Hanna Maljar, stellvertretende Verteidigungsministerin der Ukraine (r.), im ZDF-Interview.
Quelle: ZDF
ZDFheute: Frau Maljar, wie wichtig sind Taurus-Marschflugkörper aus Deutschland für die Ukraine?
Hanna Maljar: Für die Ukraine ist die Hilfe ihrer Partner bei Waffen und militärischer Ausrüstung sehr wichtig. Denn wir kämpfen in einer Situation, in der der Feind sowohl mehr Soldaten als auch Ausrüstung hat.

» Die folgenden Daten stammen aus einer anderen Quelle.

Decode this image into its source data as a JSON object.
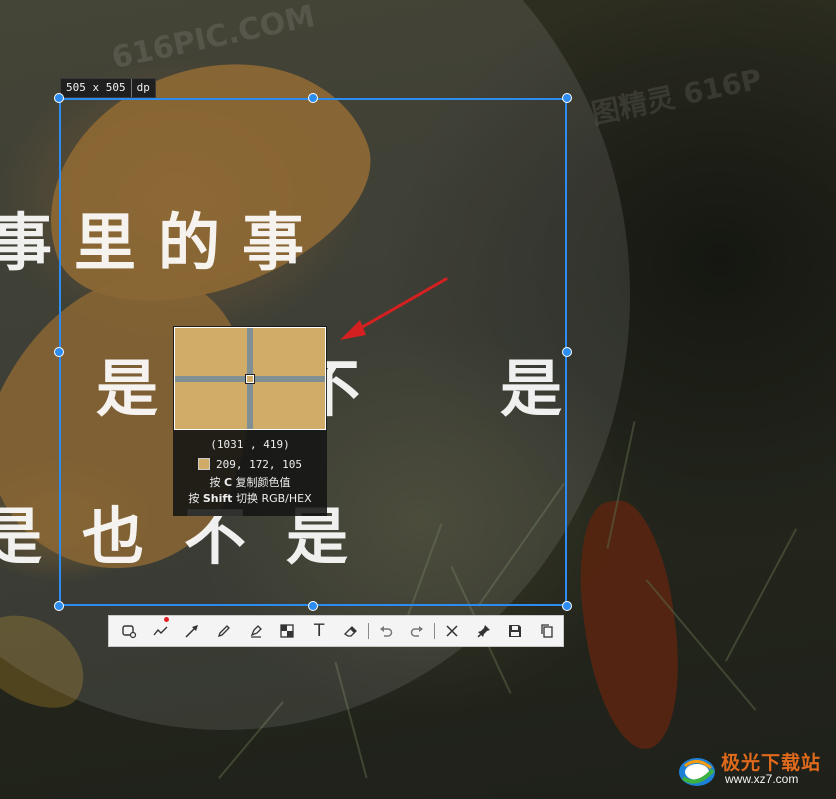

Die wichtigsten Waffen, die jetzt gebraucht werden, sind Waffen von großer Reichweite. Das ist Luftabwehr, das ist Munition, weil davon jeden Tag Hunderte und Tausende Stück gebraucht werden. Und Kampfflugzeuge - das ist das, was wir momentan an der Front am nötigsten brauchen.
ZDFheute: In Deutschland hat man in Bezug auf die Reichweite der Taurus-Marschflugkörper Sorge, dass die Ukraine diese auch auf russisches Gebiet abfeuern könnte. Verstehen Sie die Diskussion?
Maljar: In diesem Krieg akzeptiert die Ukraine die Normen des internationalen Rechts, wie Kriege zu führen sind. Das bedeutet, dass die Ukraine sich nur auf ihrem Territorium verteidigt. Unser strategisches Ziel ist die Befreiung unserer von den Russen besetzten Gebiete.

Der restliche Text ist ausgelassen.